= Noel Mills (actress) =

American actress (born 1917)

Jacqueline Isobel Noel Mills (born October 22, 1917) is an American actress who was active in films, on radio, and on stage.

==Early years==
Five years after Mills was born in Haslemere, England, she and her family moved to Canada. She began ballet at age 3. Her early acting experience came in little theaters in the Montreal area, performing in French and in English. During her teenage years she traveled with stock theater companies. She became an American citizen.

==Career==
Mills's radio debut came in St. Louis in 1934. She later announced and acted on radio station WLS in Chicago. She left there and went to New York, where she had "four pretty tough years, working in local stations and playing bit parts". Her performance in a play on The Kate Smith Hour radio show caught the attention of writer Elaine Sterne Carrington, and resulted in Mills being cast in Carrington's new soap opera, When a Girl Marries on which she portrayed Joan Field. She also was heard on The Court of Missing Heirs, Your Family and Mine, The Baby Snooks Show and Gang Busters.

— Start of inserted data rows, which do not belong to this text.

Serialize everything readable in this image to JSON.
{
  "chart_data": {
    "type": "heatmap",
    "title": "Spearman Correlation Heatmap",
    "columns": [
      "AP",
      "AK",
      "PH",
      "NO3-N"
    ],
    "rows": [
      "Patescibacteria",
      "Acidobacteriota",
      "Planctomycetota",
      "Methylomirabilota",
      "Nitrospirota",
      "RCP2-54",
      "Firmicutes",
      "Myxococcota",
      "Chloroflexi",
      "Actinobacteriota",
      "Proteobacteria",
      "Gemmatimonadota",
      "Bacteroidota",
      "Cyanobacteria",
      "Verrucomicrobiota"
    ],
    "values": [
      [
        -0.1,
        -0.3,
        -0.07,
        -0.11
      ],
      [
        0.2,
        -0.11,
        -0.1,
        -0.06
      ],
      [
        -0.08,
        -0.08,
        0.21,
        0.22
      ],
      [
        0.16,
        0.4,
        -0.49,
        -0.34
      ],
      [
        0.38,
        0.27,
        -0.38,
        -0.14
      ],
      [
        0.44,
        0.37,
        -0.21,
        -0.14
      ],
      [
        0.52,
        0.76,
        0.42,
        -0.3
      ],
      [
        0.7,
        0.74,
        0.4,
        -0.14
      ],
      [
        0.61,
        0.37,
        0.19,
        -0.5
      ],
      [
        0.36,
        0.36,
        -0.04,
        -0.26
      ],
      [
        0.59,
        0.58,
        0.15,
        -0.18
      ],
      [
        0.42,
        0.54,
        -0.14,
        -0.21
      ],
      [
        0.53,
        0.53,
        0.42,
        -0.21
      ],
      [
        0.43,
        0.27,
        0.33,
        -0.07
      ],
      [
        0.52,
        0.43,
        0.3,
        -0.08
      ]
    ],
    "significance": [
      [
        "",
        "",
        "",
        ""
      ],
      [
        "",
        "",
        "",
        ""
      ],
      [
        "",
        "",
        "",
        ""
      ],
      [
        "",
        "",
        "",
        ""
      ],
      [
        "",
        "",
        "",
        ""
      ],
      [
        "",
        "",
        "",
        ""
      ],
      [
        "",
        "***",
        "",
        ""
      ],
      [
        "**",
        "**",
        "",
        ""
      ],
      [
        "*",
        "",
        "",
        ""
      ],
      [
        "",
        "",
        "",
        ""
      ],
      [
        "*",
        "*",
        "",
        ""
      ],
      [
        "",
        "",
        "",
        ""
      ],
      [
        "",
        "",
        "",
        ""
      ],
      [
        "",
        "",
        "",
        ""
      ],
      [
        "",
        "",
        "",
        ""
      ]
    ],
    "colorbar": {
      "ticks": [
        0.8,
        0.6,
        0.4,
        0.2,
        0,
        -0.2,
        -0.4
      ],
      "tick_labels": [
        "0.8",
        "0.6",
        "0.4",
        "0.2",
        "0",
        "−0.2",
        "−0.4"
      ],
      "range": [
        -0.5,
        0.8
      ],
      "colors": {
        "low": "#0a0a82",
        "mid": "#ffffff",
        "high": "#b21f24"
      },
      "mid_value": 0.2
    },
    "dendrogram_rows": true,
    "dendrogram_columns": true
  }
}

Mills appeared in the film Madame Curie, and she was a fashion commentator for Pathé News. Her work on television included performances on Hawkins Falls, Population 6200 and NBC Television Theatre.

In 1946 Mills was a civilian actress technician with Army Special Services in the South Pacific.

==Personal life==

Mills married Stanley Johnson Worth in 1940 in Manhattan, New York.

Mills married comedian Tommy Riggs on June 9, 1948, in Easton, Pennsylvania.